I actually remember a girl losing her front tooth during the four legged race. It was all about
rhythm and co-ordination you see and if you didn't have those two gifts you were pretty much taking your life (
and your incisors) in your hands. The egg and spoon race was relatively tame and quite a relief for those of us who lacked talent in the speed department. We could walk slowly under the guise of being extra careful not to drop our egg (
or potato (!)
although strangely it was still called the egg and spoon race).

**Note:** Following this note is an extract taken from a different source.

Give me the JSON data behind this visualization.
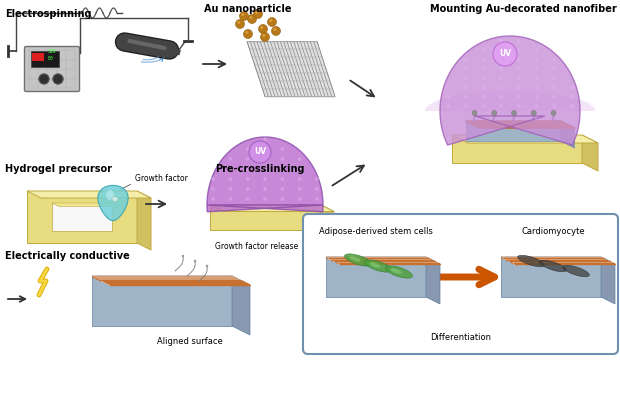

The worst part of the day for me was the obstacle course. Now I'm older and wiser I can visualise some sadistic teacher sitting alone in the staff room after hours, conjuring up the most difficult and humiliating activity course he could think of, laughing like a mad scientist. Cones and nets, benches and balls - the uncoordinated
child's worst nightmares all rolled into one. What I'm about to tell you, I have never talked about so
please don't laugh.
1982. A rare occasion, my team were winning at the obstacle race - we did it in relays and I was up last. I remember getting halfway across the most horrific obstacle course with plenty of time to spare.
"
Now's my chance to prove I can win something, to leave this day with my head held high" I thought as I gave it my all.
I had negotiated the huge rectangle of sweaty tarpaulin (
commando style, which is not pleasant if you have mild claustrophobia), the balance beam (
which again is tricky if you have size 7 feet at 11 years old) and the tossing of the beanbag into the bucket and it was now time to step into the plastic Hula Hoop and pull it up over my body before moving on to the final sprint. The end was tantalising close and I was sensing a euphoria never before felt on the sports field. Horror upon horror's the hoop would not shift past my terry towelling covered buttocks. I am sweating now thinking about it. It simply wouldn't budge and the team were yelling for me to hurry up - they too had smelled the unfamiliar whiff of success and were not going to give it up without a fight. Hope faded as I saw the other team members gaining speed. I panicked and wriggled free, running with a last gasp of energy for the finish line. I got there just in time to win but my team was disqualified because I hadn't made it through the hoop. Never again did I come that close to winning a medal for anything sports related. It was my one chance and I blew it. To this day I have a phobia of Hula Hoops and the only kind you'll ever see me near are the edible kind.
In all my years of school I never won anything at sports days. Not even a rosette for trying my best in the face of adversity. A a couple of hours of sheer hell later and all there was to show for it was a sprained ankle (
four legged race), a cluster of purple bruises (
5 aside football), friction burns on the palms of my hands (
Tug o War) and a healthy sprinkling of humiliation just to top it all off nicely.
I am confident that Junior will do well at his sports day today and I suppose like all parents I will live vicariously through him. Above all I just want him to enjoy it and not to come away from it with memories that make him feel sick when he's older. It's all hugely
competitive nowadays and that's just the Mums and Dads yelling from the sidelines! I can promise you I won't be one of those parents although I will have a smile on my face if he makes it to the finish line first.